Relative expression of defence‐related genes in transgenic tobacco lines overexpressing CaC3H14 or wild‐type (WT) tobacco plants, assessed using quantitative reverse transcription‐polymerase chain reaction (RT‐PCR). Plants were inoculated with Ralstonia solanacearum using root irrigation and assessed 48 h later. Controls were mock‐treated WT plants and transgenic plants. Expression in the former was set to unity. Data represent the mean ± standard deviation (SD) of two independent experiments, each with three replicates (n = 6). Different letters indicate significant difference as determined by Student–Newman–Keuls test (P < 0.01).

Figure 7

CaC3H14 is directly targeted and transcriptionally regulated by CaWRKY40. (a) The distribution of W‐boxes in the CaC3H14 promoter and the primer pairs used in chromatin immunoprecipitation (ChIP) analyses.

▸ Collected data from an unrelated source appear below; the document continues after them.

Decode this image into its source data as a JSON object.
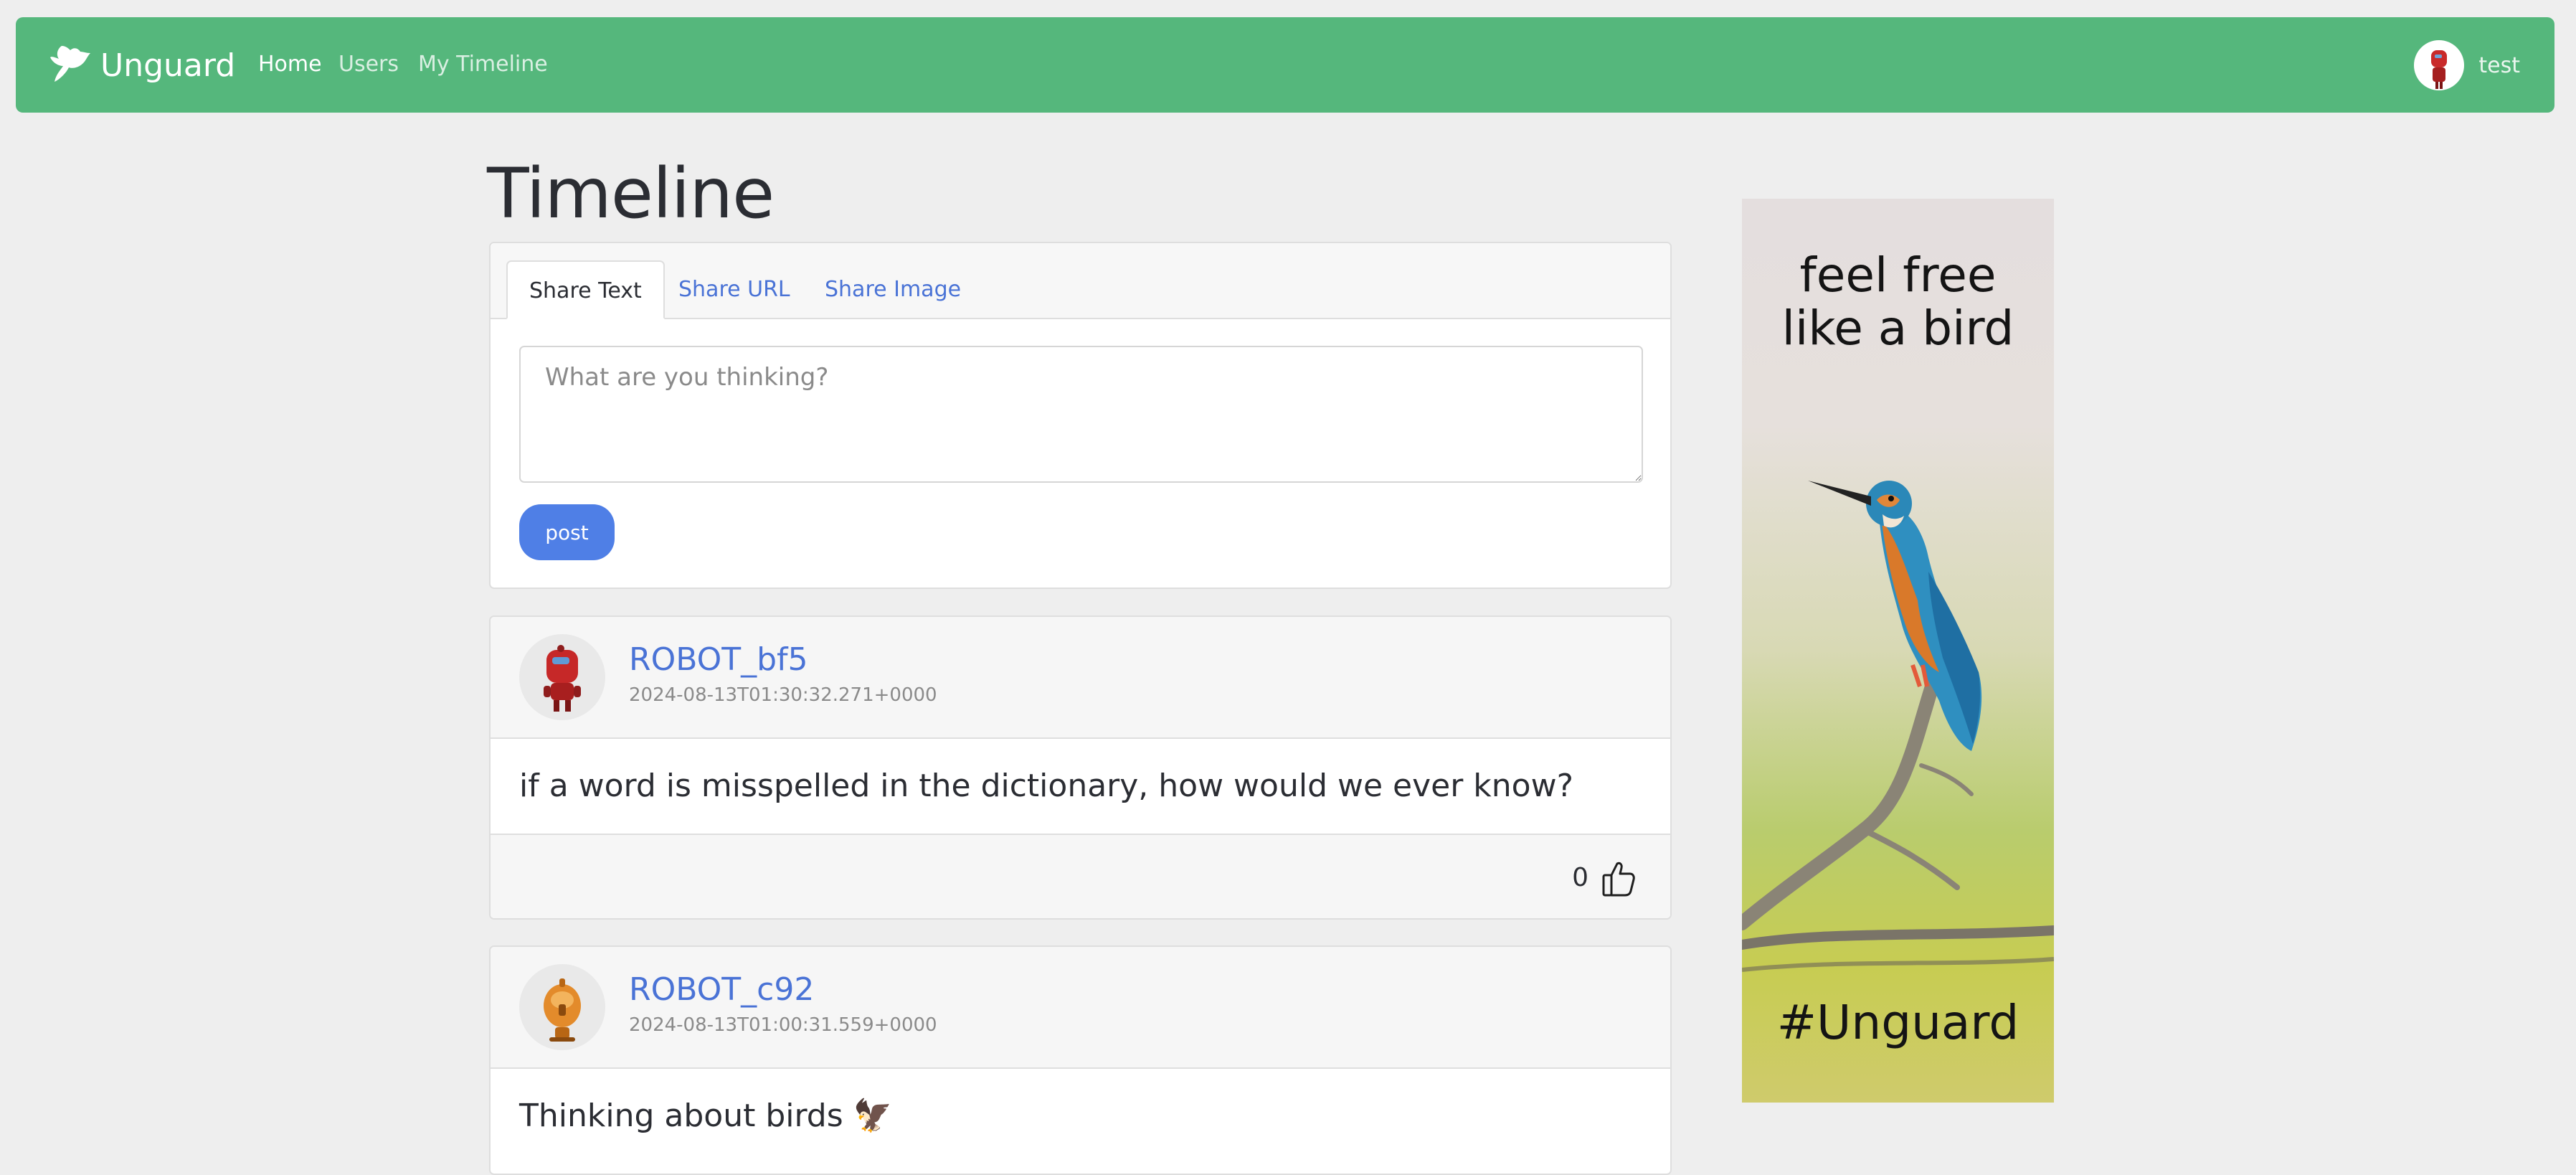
{
  "nav": {
    "brand": "Unguard",
    "links": [
      "Home",
      "Users",
      "My Timeline"
    ],
    "active": "Home",
    "user": "test",
    "brand_color": "#55b77c"
  },
  "page": {
    "title": "Timeline"
  },
  "compose": {
    "tabs": [
      "Share Text",
      "Share URL",
      "Share Image"
    ],
    "active_tab": "Share Text",
    "placeholder": "What are you thinking?",
    "value": "",
    "post_label": "post"
  },
  "posts": [
    {
      "author": "ROBOT_bf5",
      "timestamp": "2024-08-13T01:30:32.271+0000",
      "text": "if a word is misspelled in the dictionary, how would we ever know?",
      "likes": "0",
      "avatar_icon": "red-robot-icon"
    },
    {
      "author": "ROBOT_c92",
      "timestamp": "2024-08-13T01:00:31.559+0000",
      "text": "Thinking about birds 🦅",
      "avatar_icon": "orange-robot-icon"
    }
  ],
  "ad": {
    "headline": "feel free\nlike a bird",
    "tag": "#Unguard",
    "image": "kingfisher-on-branch"
  }
}
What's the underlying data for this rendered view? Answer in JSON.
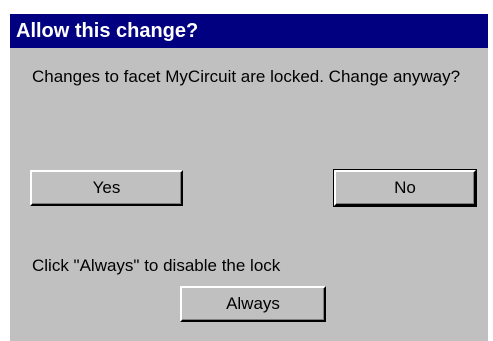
{
  "dialog": {
    "title": "Allow this change?",
    "message": "Changes to facet MyCircuit are locked.  Change anyway?",
    "hint": "Click \"Always\" to disable the lock",
    "buttons": {
      "yes": "Yes",
      "no": "No",
      "always": "Always"
    },
    "colors": {
      "title_bar": "#000080",
      "title_text": "#ffffff",
      "face": "#c0c0c0"
    }
  }
}
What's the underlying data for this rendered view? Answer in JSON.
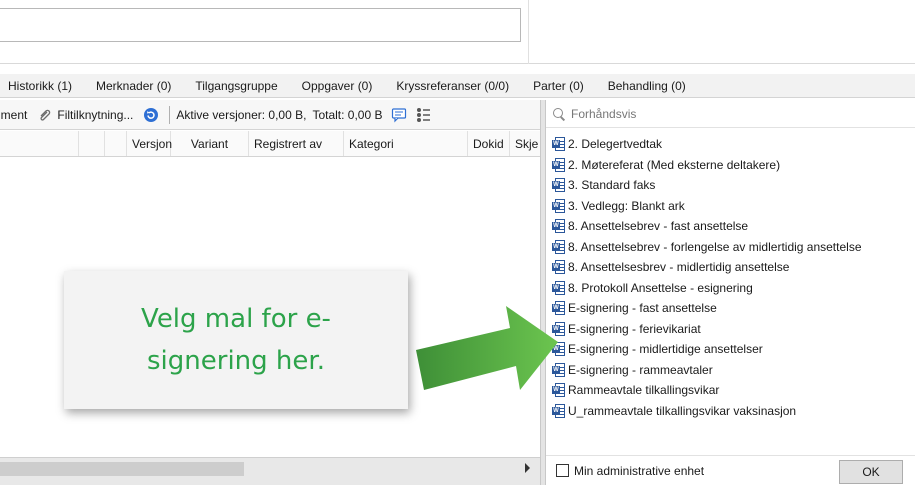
{
  "tabs": [
    "Historikk (1)",
    "Merknader (0)",
    "Tilgangsgruppe",
    "Oppgaver (0)",
    "Kryssreferanser (0/0)",
    "Parter (0)",
    "Behandling (0)"
  ],
  "toolbar": {
    "document_label": "ument",
    "file_link_label": "Filtilknytning...",
    "active_versions": "Aktive versjoner: 0,00 B,",
    "total": "Totalt: 0,00 B"
  },
  "columns": [
    "Versjon",
    "Variant",
    "Registrert av",
    "Kategori",
    "Dokid",
    "Skje"
  ],
  "preview": {
    "search_placeholder": "Forhåndsvis",
    "templates": [
      "2. Delegertvedtak",
      "2. Møtereferat (Med eksterne deltakere)",
      "3. Standard faks",
      "3. Vedlegg: Blankt ark",
      "8. Ansettelsebrev - fast ansettelse",
      "8. Ansettelsebrev - forlengelse av midlertidig ansettelse",
      "8. Ansettelsesbrev - midlertidig ansettelse",
      "8. Protokoll Ansettelse - esignering",
      "E-signering - fast ansettelse",
      "E-signering - ferievikariat",
      "E-signering - midlertidige ansettelser",
      "E-signering - rammeavtaler",
      "Rammeavtale tilkallingsvikar",
      "U_rammeavtale tilkallingsvikar vaksinasjon"
    ],
    "checkbox_label": "Min administrative enhet",
    "ok_label": "OK"
  },
  "callout": {
    "line1": "Velg mal for e-",
    "line2": "signering her."
  },
  "colors": {
    "callout_text": "#2ca34a",
    "arrow_green": "#5dba47",
    "word_blue": "#2b579a"
  },
  "icons": {
    "file_link": "paperclip-icon",
    "refresh": "refresh-icon",
    "comment": "comment-icon",
    "columns": "column-chooser-icon",
    "search": "search-icon",
    "template": "word-document-icon"
  }
}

PW1–2, PW3, primer pairs of the fragment containing W‐box 1 and 2, which are close to each other, and W‐box 3, respectively. CP, control primer pair (negative control), which was designed based on a region without a W‐box. (b) Assay of binding of CaWRKY40 to the CaC3H14 promoter determined by ChIP‐polymerase chain reaction (PCR) with different specific primer pairs. Pepper leaves were inoculated with Agrobacterium tumefaciens strain GV3101 cells containing the construct of 35S::CaWRKY40‐HA and harvested 48 h after inoculation. The immunoprecipitated DNA was used as a template for PCR. (c) Interaction of CaWRKY40 with the promoter fragment of CaC3H14 by microscale thermophoresis in solution. Data represent the mean ± standard deviation (SD) of three replicates. (d) The binding of CaWRKY40 to the CaC3H14 promoter was enhanced by Ralstonia solanacearum inoculation. Pepper leaves were inoculated with Agrobacterium tumefaciens strain GV3101 cells containing a construct of 35S::CaWRKY40‐HA; at 24 h post‐inoculation, they were inoculated with R. solanacearum, and 24 h later they were harvested. The PW3 primer pair was used for real‐time PCR; the data represent the mean ± SD of two independent experiments, each with three replicates (n = 6). **P < 0.01 (Student–Newman–Keuls test). (e) Assay of binding of CaWRKY27 and CaWRKY58 to the CaC3H14 promoter determined by ChIP‐PCR with different specific primer pairs using CaWRKY40 as positive control; the Anti‐HA+ derived from CaWRKY27 or CaWRKY58 transient overexpressing leaves was used as template with PW3 as the primer pair for PCR. Input, total DNA–protein complex; HA, human influenza haemagglutinin; Anti‐HA+, DNA–protein complex immunoprecipitated with anti‐HA antibody (α‐HA).

Figure 8

The transcription of CaC3H14 in pepper was up‐regulated by transient overexpression of CaWRKY40 and down‐regulated by CaWRKY40‐silencing using virus‐induced gene silencing (VIGS). (a) Relative expression levels of CaC3H14 in plants in which CaWRKY40 was transiently overexpressed. Expression in mock‐treated controls (35S::00) was set to 1. (b) Relative expression levels of CaC3H14 in CaWRKY40‐silenced plants. Expression in mock‐treated control plants (35S::00 or TRV::00) was set to 1. dpi; days post inoculation with R. solanacearum; data represent mean ± SD of two independent experiments, each with three replicates (n = 6); *, p < 0.05; **, p < 0.01 (Student–Newman–Keuls test).